Deputados da Alesp entram com pedido de cassação contra bolsonarista que atacou jornalista

Deputados estaduais da Assembleia Legislativa de São Paulo (Alesp) entraram com pedidos de cassação do deputado Douglas Garcia (Republicanos) por ataques contra a jornalista Vera Magalhães. As representações enviadas ao Conselho de Ética da Casa sustentam que o deputado bolsonarista deve perder o mandato por quebra de decoro parlamentar.

Os deputados Emidio de Souza (PT) e Paulo Fiorillo (PT) assinam, juntos, um dos pedidos. Também há outras duas representações das deputadas Isa Penna (PCdoB) e Monica Seixas (PSOL), e uma quarta protocolada em conjunto pelas deputada Márcia Lia (PT) e Leci Brandão (PCdoB).

Mais cedo, pelo Twitter, a presidente do Conselho de Ética da Alesp, deputada Maria Lúcia Amary (PSDB), disse que repudia “veementemente” o comportamento de Douglas Garcia.

Maria Lúcia ainda afirmou que recebeu uma representação e a enviou imediatamente para a autuação e notificação do deputado, procedimento padrão do órgão colegiado. Agora, Douglas Garcia terá o prazo de até cinco sessões do Conselho de Ética para apresentar sua defesa prévia. Em geral, o Conselho se reúne uma vez por dia, mas pode variar.

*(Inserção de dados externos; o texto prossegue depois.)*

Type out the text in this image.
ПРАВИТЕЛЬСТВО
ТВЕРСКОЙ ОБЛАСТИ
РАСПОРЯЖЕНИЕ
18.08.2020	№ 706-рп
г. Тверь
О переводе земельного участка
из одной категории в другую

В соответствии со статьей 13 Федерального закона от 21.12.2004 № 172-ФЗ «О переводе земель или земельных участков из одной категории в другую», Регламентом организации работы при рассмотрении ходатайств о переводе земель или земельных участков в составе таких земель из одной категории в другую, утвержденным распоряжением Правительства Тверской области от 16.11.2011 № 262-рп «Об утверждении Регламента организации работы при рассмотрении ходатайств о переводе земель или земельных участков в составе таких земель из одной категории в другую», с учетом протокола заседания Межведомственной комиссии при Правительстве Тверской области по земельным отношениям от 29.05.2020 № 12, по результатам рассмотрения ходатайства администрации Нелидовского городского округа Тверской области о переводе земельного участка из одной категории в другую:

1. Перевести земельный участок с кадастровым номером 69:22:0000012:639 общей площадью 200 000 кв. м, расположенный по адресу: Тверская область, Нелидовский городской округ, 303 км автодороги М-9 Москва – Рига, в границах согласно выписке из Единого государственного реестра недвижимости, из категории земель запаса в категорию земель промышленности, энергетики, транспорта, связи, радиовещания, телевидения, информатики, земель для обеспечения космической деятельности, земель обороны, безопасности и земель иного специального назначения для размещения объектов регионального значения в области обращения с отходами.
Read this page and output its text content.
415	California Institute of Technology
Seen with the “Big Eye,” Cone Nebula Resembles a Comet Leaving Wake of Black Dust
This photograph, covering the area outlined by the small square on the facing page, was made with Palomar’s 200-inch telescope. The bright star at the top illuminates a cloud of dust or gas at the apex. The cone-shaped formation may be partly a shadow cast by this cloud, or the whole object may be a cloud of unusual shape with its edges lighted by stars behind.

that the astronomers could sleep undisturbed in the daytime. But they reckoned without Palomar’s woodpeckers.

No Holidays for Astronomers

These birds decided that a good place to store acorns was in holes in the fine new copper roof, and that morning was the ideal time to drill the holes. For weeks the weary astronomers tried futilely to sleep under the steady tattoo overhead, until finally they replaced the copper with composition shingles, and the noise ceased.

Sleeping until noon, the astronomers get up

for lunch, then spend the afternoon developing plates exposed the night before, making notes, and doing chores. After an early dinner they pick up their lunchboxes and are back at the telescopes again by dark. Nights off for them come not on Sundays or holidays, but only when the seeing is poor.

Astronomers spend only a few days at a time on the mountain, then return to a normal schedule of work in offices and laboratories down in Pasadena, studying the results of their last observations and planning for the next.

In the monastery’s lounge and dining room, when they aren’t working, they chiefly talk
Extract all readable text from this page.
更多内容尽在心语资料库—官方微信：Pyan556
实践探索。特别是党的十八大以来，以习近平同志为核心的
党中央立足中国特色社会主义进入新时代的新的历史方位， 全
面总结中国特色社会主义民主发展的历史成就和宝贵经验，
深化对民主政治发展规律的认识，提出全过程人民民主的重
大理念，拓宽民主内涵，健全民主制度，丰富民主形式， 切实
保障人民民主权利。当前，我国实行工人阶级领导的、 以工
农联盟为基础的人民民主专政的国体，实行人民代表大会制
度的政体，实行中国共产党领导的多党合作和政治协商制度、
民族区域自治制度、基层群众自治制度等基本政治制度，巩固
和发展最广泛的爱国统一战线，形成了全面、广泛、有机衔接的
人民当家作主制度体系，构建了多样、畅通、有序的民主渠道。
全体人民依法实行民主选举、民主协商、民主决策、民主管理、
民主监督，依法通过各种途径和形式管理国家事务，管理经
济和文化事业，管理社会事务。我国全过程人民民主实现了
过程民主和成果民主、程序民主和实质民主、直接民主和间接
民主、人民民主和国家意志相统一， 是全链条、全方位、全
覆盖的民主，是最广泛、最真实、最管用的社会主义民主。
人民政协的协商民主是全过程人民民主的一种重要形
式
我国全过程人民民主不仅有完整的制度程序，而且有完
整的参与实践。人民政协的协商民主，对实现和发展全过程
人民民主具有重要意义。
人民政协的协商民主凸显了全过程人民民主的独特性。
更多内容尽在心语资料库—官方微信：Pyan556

Nesta quarta-feira, o deputado bolsonarista hostilizou e agrediu verbalmente a jornalista Vera Magalhães, que é comentarista da TV Cultura, apresentadora do Roda Viva e colunista do Globo.

O episódio ocorreu logo após o debate dos candidatos ao governo de São Paulo, quando Vera, sentada em uma área reservada a jornalistas, foi abordada por Douglas Garcia, que se referiu a ela como “vergonha para o jornalismo brasileiro”, mesma frase utilizada pelo presidente Jair Bolsonaro (PL) para responder a uma pergunta da jornalista no debate presidencial da TV Bandeirantes, no dia 28 de agosto. O parlamentar ainda filmou as ofensas e provocações ditas contra a profissional de imprensa. Vera precisou sair escoltada do local.

A representação da deputada Isa Penna é assinada pelas advogadas Maíra Recchia, Gabriela Araujo e Priscila Pamela dos Santos, que foram responsáveis pelo pedido de cassação do ex-deputado Arthur do Val (União Brasil), também da Alesp. As três afirmam em documento ao qual o GLOBO teve acesso que Douglas Garcia foi ao debate com a intenção de “inibir e constranger” uma mulher que estava no exercício de sua profissão, “valendo-se de método repugnante a que pertence a violência de gênero e por meio de falas completamente reprováveis por todos, inclusive colegas de partido”.

As advogadas citam, ainda, que o Código de Ética e Decoro da Assembleia Legislativa do Estado de São Paulo estabelece em seu artigo 2° que os parlamentares devem exercer o mandato com dignidade e com respeito à coisa pública e à vontade popular. Segundo Maíra, Gabriela e Priscila, o código também coloca que os deputados precisam ter uma “conduta respeitosa, ilibada, proba” e “adequada com os princípios da dignidade da pessoa humana e comprometida com a não discriminação de qualquer espécie, seja de gênero raça ou religião”.

“As atitudes do parlamentar demonstram que este quebra a honradez mediana e primária do decoro parlamentar, já que não é esse tipo de conduta que se espera de qualquer homem, em especial de homens públicos imbuídos do poder parlamentar”, diz a representação, que ainda acrescenta: “Há na conduta do Deputado, ora Representado, inquestionável ofensa à dignidade da jornalista bem como de todas as mulheres brasileiras.”